I nostri test in galleria del vento confermano che c’è un notevole vantaggio nella resistenza aerodinamica per il Cadence, rispetto ad un casco da strada. Le misurazioni aerodinamiche sono un argomento complesso, con molteplici variabili e ipotesi diverse. L’argomento non può essere condensato in una semplice affermazione “il casco A è X watt/kmh/ecc più veloce del casco B” senza spiegare adeguatamente tutte le condizioni e le ipotesi di test.

Un casco aerodinamico può portare dei vantaggi anche sui percorsi impegnativi ricchi di salita?

Anche in caso di percorsi collinari o montuosi, il modello Cadence è una buona opzione per condizioni climatiche fredde o generalmente avverse. Molti atleti professionisti e U23 usano il Cadence come casco invernale a tutto tondo. Allo stesso tempo, lavoriamo sempre sui caschi aerodinamici per renderli il più versatili possibile, aumentando al contempo il vantaggio aerodinamico. Inoltre è da considerare che, l’obiettivo per un casco aero concept non è quello di sostituire un casco da strada tradizionale, ma di fornire di vantaggi certamente ed essere anche un’alternativa.

I caschi aero concept, rispetto al passato, sembrano essere più larghi e anche più rotondi. Quale è il motivo?

La forma esterna di questo tipo di casco sarà dettata principalmente dal comportamento aerodinamico. Man mano che comprendiamo meglio l’aerodinamica e troviamo modi migliori per testarla, ci si aspetta che le forme si muovano in un certo modo e cambieranno di conseguenza.

Meglio un vantaggio aerodinamico oppure una ventilazione maggiore grazie ad un casco più leggero e più aperto?

Tutto si riduce allo scenario di guida.
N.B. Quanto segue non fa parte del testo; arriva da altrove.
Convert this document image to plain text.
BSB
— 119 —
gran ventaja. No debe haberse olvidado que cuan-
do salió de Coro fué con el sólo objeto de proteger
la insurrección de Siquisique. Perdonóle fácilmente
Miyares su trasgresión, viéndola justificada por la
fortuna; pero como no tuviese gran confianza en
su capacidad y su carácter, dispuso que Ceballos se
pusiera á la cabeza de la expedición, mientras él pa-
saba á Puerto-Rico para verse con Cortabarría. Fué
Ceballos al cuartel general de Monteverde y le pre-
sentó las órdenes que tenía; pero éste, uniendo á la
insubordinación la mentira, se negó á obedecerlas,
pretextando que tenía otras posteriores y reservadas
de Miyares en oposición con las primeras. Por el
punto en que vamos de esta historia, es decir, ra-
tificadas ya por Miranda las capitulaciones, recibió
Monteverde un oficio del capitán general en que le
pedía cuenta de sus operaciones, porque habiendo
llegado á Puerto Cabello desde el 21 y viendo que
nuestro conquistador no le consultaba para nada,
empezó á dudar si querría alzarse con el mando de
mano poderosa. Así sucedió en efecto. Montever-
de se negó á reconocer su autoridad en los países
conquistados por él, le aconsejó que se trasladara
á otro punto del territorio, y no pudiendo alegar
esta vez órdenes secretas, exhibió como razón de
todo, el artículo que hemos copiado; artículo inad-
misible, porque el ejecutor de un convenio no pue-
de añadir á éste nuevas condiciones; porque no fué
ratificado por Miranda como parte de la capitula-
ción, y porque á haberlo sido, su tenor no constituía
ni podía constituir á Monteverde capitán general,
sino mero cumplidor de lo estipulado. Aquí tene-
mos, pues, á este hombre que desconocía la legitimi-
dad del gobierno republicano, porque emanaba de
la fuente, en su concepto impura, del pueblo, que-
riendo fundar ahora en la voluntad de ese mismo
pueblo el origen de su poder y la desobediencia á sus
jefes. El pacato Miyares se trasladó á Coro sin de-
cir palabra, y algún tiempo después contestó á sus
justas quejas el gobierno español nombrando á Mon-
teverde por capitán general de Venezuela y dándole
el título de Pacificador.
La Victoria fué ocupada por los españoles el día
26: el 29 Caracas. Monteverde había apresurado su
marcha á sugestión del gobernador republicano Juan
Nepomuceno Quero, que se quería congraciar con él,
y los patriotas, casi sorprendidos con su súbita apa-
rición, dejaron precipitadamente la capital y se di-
Maggiore è la velocità media, minore è l’effetto termico negativo e maggiori sono i guadagni aerodinamici che si ottengono. Al contrario, più basse sono le velocità medie, tradotto, quando si pedala tanto in salita, meno l’aerodinamica gioca il suo ruolo di protagonista. Di conseguenza, diventano più importanti il peso e la ventilazione. Bisogna tenere presente che, a velocità più elevate, un casco aerodinamico progettato correttamente può sembrare fresco quasi quanto un casco convenzionale, quindi in quello scenario non c’è margine per scendere a compromessi. Tutto sommato, la cosa più importante è identificare le condizioni di guida e scegliere il casco in base a quelle.

Alberto Dainese al suo debutto al Tour (foto Instagram)
Alberto Dainese al suo debutto al Tour (foto Instagram)
Quanto influisce, in merito alla performance, l’aumento della temperatura nella zona della testa?

Il caldo ha un impatto sulle prestazioni a prescindere, psicologiche e fisiologiche. Ci sono un certo numero di articoli scientifici che trattano questo argomento. Senza uno scenario e presupposti specifici, è impossibile quantificare l’impatto della temperatura sulle prestazioni. Sappiamo anche che il calore colpisce diversi atleti in modi diversi, ogni individuo ha una tolleranza diversa.

Per l’utilizzatore, esiste un modo, anche empirico, per capire quanto un casco può essere efficiente, nei termini di ventilazione ed aerodinamica?

E’ molto difficile dare una risposta tangibile, perché ci sono tante variabili in gioco. Per avere delle rilevazioni precise, lo strumento potrebbe essere un test nella galleria del vento.